だから痛くないよ。あなたの深い傷跡より全然痛くない。甘いものに縋るくらい足りなくないし、海の底みたいな寂しさも知らない。だからあなたが貶しても全然、痛くない。
「ありがと、すっげー褒め言葉だ」
――この世の何よりもさ。付け加えた言葉と共にカカオの果皮に罅が入り、ひとりでに割れていく。分厚い皮に守られて、白い果肉を纏う種がごろごろと飛び出した。背後の人の舌打ちひとつで罅割れ、砕けていく果実。脆い精神。震える背中。
「でも俺さ、最近は先生のこと嫌いじゃないんだ。だからチョコで許してよ」
うるさい、と震える声は聞かないことにした。小さく丸まる背中に頭を預けて、ライチみたいな南国の匂いを放つ種を口に放り込んだ。匂い通り甘くて酸っぱくて、チョコレートに似つかぬ味が自分を包んでいる。

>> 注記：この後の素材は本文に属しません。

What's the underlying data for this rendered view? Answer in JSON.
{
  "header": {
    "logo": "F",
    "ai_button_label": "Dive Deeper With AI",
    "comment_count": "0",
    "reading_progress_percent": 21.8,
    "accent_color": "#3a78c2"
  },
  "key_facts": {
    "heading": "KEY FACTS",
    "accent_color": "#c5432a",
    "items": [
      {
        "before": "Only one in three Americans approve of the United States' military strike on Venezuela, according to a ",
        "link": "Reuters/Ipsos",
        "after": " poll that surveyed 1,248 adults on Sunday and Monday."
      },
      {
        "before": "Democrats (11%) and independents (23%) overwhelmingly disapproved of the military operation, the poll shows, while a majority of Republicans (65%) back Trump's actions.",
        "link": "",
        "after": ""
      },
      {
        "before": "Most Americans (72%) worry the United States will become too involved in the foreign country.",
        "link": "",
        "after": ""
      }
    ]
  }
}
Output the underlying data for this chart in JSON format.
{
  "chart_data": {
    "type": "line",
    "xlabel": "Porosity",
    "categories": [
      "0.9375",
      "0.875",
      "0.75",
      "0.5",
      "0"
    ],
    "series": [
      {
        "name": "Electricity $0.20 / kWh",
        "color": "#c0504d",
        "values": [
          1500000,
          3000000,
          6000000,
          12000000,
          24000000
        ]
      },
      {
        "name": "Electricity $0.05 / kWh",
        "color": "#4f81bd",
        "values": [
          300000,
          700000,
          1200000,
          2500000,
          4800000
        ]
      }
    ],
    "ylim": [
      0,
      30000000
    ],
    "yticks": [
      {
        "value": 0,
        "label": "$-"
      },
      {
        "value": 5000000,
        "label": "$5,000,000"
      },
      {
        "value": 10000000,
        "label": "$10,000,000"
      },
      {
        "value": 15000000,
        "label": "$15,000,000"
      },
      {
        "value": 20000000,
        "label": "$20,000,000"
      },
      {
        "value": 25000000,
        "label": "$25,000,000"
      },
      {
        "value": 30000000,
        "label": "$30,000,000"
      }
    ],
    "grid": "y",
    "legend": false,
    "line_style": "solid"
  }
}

手渡したカカオパルプは宿主に戻ることは叶わなかった。ぽつんと響くのはチョコレートが割れる音だけ。重ねるように種を齧ってみると、馴染みのある香りと味が広がり、後を追うように痺れる苦味が味蕾を襲った。からからった罰だと言わんばかりの強い苦味も、嫌いになれない柑橘みたいな清涼感ある匂いも、何処かの誰かみたいだ。
例えば髪が長くて、毎年怪しいチョコを受け取ってまで甘いものを欲しがる自分の神様、みたいな。園貞春という人はそんなものによく似ていた。いつか思い知るんだ、彼は誰でもなくて、何にもなれない『園貞春』でしかないということを。
それでも自分は望んでいたのかもしれない。神様をいつまでも慕っていられたらと、願っていたのかもしれない。あわよくば彼もそうであったら、なんて。
「嫌いな方が楽だ」
「そうだね、じゃあそうしよう」
先生、いつか終わる日常なのに、嬉々たる想いを抱いた俺は赦されますか。飽和しきれない部屋で先に窒息するのは、どっちですか。でもどっちがくたばっても忘れてしまう俺たちは薄情で、でも本当は、俺は、あなたは。